The swirling anti-cyclonic storm, which is still much larger than the Earth, was recently measured by the National Aeronautics and Space Administration at its smallest size ever recorded.
Observations taken by NASA's Hubble Space Telescope confirm the Great Red Spot now is approximately 10,250 miles across, Amy Simon of NASA's Goddard Space Flight Center in Greenbelt, Maryland, said in a news release.
In comparison, scientific analyses dating as far back as the late 1800s determined the storm was as large as 25,500 miles on its long axis, while NASA's Voyager 1 and Voyager 2 flybys of Jupiter in 1979 measured it to be approximately 14,500 miles across.

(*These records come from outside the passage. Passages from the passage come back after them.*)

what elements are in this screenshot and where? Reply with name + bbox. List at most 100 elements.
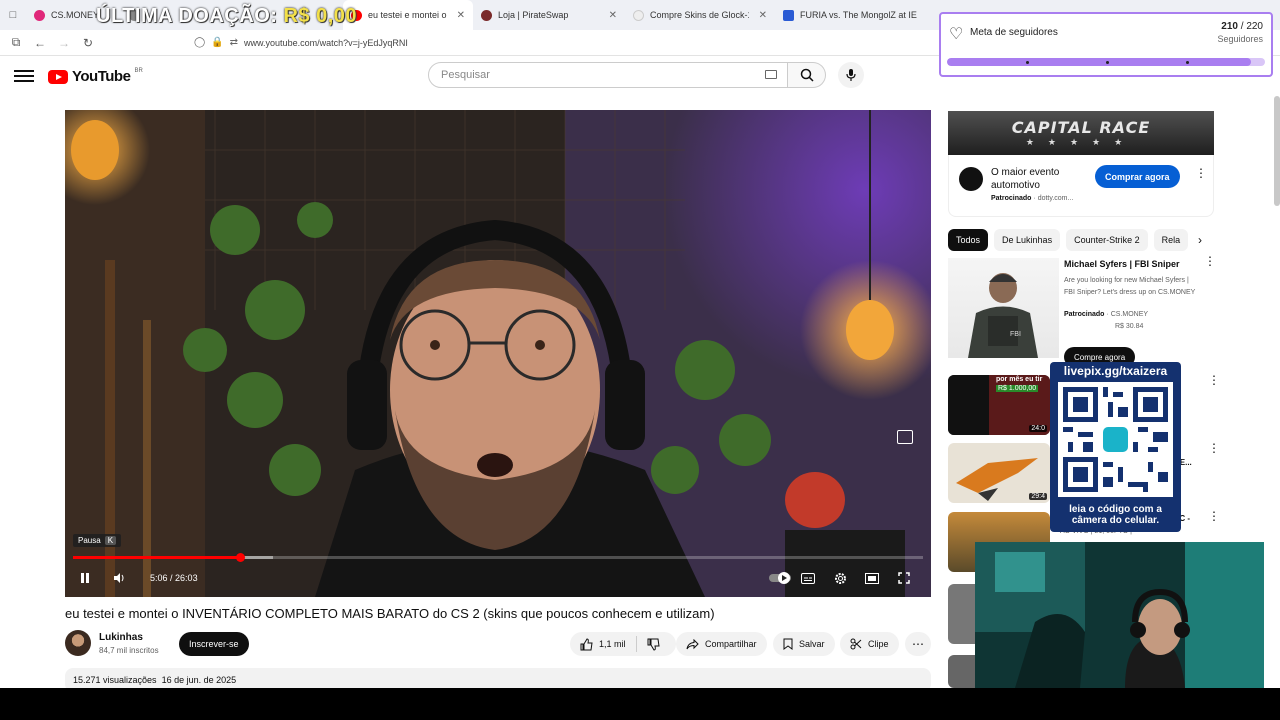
thumbs-down-icon[interactable] xyxy=(647,638,660,651)
channel-avatar[interactable] xyxy=(65,630,91,656)
microphone-icon xyxy=(846,69,856,81)
recommendation-thumbnail[interactable]: 29:4 xyxy=(948,443,1050,503)
ad-banner-image[interactable]: CAPITAL RACE ★★★★★ xyxy=(948,111,1214,155)
streamer-webcam xyxy=(975,542,1264,688)
page-scrollbar[interactable] xyxy=(1274,96,1280,206)
goal-marker xyxy=(1026,61,1029,64)
browser-tab[interactable]: Loja | PirateSwap ✕ xyxy=(473,0,625,30)
screen: □ CS.MONEY eu testei e montei o INVENT ✕… xyxy=(0,0,1280,688)
pause-icon[interactable] xyxy=(77,570,93,586)
pause-tooltip: Pausa K xyxy=(73,534,122,547)
goal-unit: Seguidores xyxy=(1217,34,1263,44)
advertiser-logo[interactable] xyxy=(959,167,983,191)
fullscreen-icon[interactable] xyxy=(896,570,912,586)
channel-name[interactable]: Lukinhas xyxy=(99,632,143,643)
close-icon[interactable]: ✕ xyxy=(457,10,465,21)
browser-tab[interactable]: FURIA vs. The MongolZ at IEM xyxy=(775,0,925,30)
ad-text[interactable]: O maior evento automotivo xyxy=(991,166,1091,192)
close-icon[interactable]: ✕ xyxy=(759,10,767,21)
browser-tab-active[interactable]: eu testei e montei o INVENT ✕ xyxy=(343,0,473,30)
tab-label: CS.MONEY xyxy=(51,10,100,20)
sponsored-product-image[interactable]: FBI xyxy=(948,258,1059,358)
search-button[interactable] xyxy=(788,62,826,88)
goal-target: 220 xyxy=(1246,21,1263,32)
video-player[interactable]: Pausa K 5:06 / 26:03 xyxy=(65,110,931,597)
search-placeholder: Pesquisar xyxy=(441,69,490,81)
sponsored-menu-icon[interactable]: ⋮ xyxy=(1204,255,1216,273)
chip-from-channel[interactable]: De Lukinhas xyxy=(994,229,1061,251)
voice-search-button[interactable] xyxy=(838,62,864,88)
recommendation-menu-icon[interactable]: ⋮ xyxy=(1208,442,1220,460)
ad-domain: dotty.com... xyxy=(1037,195,1074,202)
scissors-icon xyxy=(850,638,862,650)
goal-count: 210 / 220 xyxy=(1221,21,1263,32)
more-actions-icon[interactable]: ⋯ xyxy=(905,632,931,656)
miniplayer-icon[interactable] xyxy=(897,430,913,444)
save-button[interactable]: Salvar xyxy=(773,632,835,656)
chevron-right-icon[interactable]: › xyxy=(1192,230,1208,250)
split-view-icon[interactable]: ⧉ xyxy=(4,31,28,55)
tab-menu-icon[interactable]: □ xyxy=(0,0,26,30)
ad-menu-icon[interactable]: ⋮ xyxy=(1195,167,1207,185)
share-label: Compartilhar xyxy=(705,639,757,649)
back-icon[interactable]: ← xyxy=(28,31,52,55)
video-duration: 29:4 xyxy=(1029,493,1047,500)
donation-amount: R$ 0,00 xyxy=(283,5,358,27)
chip-related[interactable]: Rela xyxy=(1153,229,1189,251)
save-label: Salvar xyxy=(799,639,825,649)
share-button[interactable]: Compartilhar xyxy=(676,632,767,656)
search-input[interactable]: Pesquisar xyxy=(428,62,788,88)
shield-icon: ◯ xyxy=(194,37,206,48)
keyboard-icon[interactable] xyxy=(765,70,777,79)
qr-footer: leia o código com a câmera do celular. xyxy=(1050,504,1181,526)
share-icon xyxy=(686,638,699,649)
youtube-play-icon xyxy=(48,69,68,84)
tab-label: Compre Skins de Glock-18 Pist xyxy=(650,10,749,20)
livepix-qr-overlay: livepix.gg/txaizera leia o código com a … xyxy=(1050,362,1181,532)
recommendation-menu-icon[interactable]: ⋮ xyxy=(1208,510,1220,528)
sponsored-label: Patrocinado xyxy=(1064,311,1105,318)
ad-buy-button[interactable]: Comprar agora xyxy=(1095,165,1180,188)
recommendation-thumbnail[interactable]: por mês eu tir R$ 1.000,00 24:0 xyxy=(948,375,1050,435)
ad-banner-stars: ★★★★★ xyxy=(1025,137,1137,147)
qr-footer-line1: leia o código com a xyxy=(1069,504,1162,515)
goal-marker xyxy=(1106,61,1109,64)
settings-gear-icon[interactable] xyxy=(832,570,848,586)
agent-skin-image: FBI xyxy=(968,273,1038,358)
duration: 26:03 xyxy=(175,573,198,583)
subtitles-icon[interactable] xyxy=(800,570,816,586)
autoplay-toggle-icon[interactable] xyxy=(768,570,792,586)
channel-subscribers: 84,7 mil inscritos xyxy=(99,646,159,655)
close-icon[interactable]: ✕ xyxy=(609,10,617,21)
search-icon xyxy=(800,68,814,82)
hamburger-menu-icon[interactable] xyxy=(14,68,34,84)
thumbs-up-icon[interactable] xyxy=(580,637,593,651)
progress-scrubber[interactable] xyxy=(235,553,245,562)
chip-all[interactable]: Todos xyxy=(948,229,989,251)
favicon-icon xyxy=(783,9,794,21)
sponsored-product-advertiser: Patrocinado · CS.MONEY xyxy=(1064,311,1149,318)
reload-icon[interactable]: ↻ xyxy=(76,31,100,55)
youtube-logo[interactable]: YouTube BR xyxy=(48,68,143,85)
sponsored-product-title[interactable]: Michael Syfers | FBI Sniper xyxy=(1064,259,1180,269)
theater-mode-icon[interactable] xyxy=(864,570,880,586)
browser-tab[interactable]: Compre Skins de Glock-18 Pist ✕ xyxy=(625,0,775,30)
clip-button[interactable]: Clipe xyxy=(840,632,899,656)
description-box[interactable]: 15.271 visualizações 16 de jun. de 2025 xyxy=(65,668,931,688)
url-field[interactable]: ◯ 🔒 ⇄ www.youtube.com/watch?v=j-yEdJyqRN… xyxy=(186,33,416,53)
chip-counter-strike[interactable]: Counter-Strike 2 xyxy=(1066,229,1148,251)
advertiser-name: CS.MONEY xyxy=(1110,311,1149,318)
ad-sponsored-line: Patrocinado · dotty.com... xyxy=(991,195,1074,202)
filter-chips: Todos De Lukinhas Counter-Strike 2 Rela xyxy=(948,229,1210,251)
volume-icon[interactable] xyxy=(111,570,127,586)
sponsored-label: Patrocinado xyxy=(991,195,1032,202)
ad-banner-text: CAPITAL RACE xyxy=(1011,118,1151,137)
like-count[interactable]: 1,1 mil xyxy=(599,639,626,649)
subscribe-button[interactable]: Inscrever-se xyxy=(179,632,249,656)
recommendation-menu-icon[interactable]: ⋮ xyxy=(1208,374,1220,392)
favicon-icon xyxy=(481,9,492,21)
thumbnail-overlay-text: por mês eu tir xyxy=(996,376,1043,383)
bookmark-icon xyxy=(783,638,793,650)
forward-icon[interactable]: → xyxy=(52,31,76,55)
progress-bar[interactable] xyxy=(73,553,923,562)
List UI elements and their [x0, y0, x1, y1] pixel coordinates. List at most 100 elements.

A Hubble image captured in 1995 showed the long axis of the spot stretching a smaller 13,020 miles across and then a 2009 image revealed the spot at only an estimated 11,130 miles across.
Then, starting two years ago, amateur observations detected an increase in the rate at which the spot is shrinking: by 580 miles per year and changing shape from an oval to a circle.
"In our new observations it is apparent very small eddies are feeding into the storm," said Simon. "We hypothesized these may be responsible for the accelerated change by altering the internal dynamics and energy of the Great Red Spot."
Simon said she and a team of fellow researchers plan to study the motions of the storm's small eddies and internal dynamics to determine whether those eddies are feeding or sapping the momentum of the vortex, and leading to the yet-to-be explained atmospheric downsizing.
Managed by the Goddard Flight Center, the Hubble Space Telescope is a cooperative project between NASA and the European Space Agency.
Operated for NASA by the Association of Universities for Research in Astronomy, Inc., in Washington, D.C., the Space Telescope Science Institute in Baltimore conducts Hubble science operations.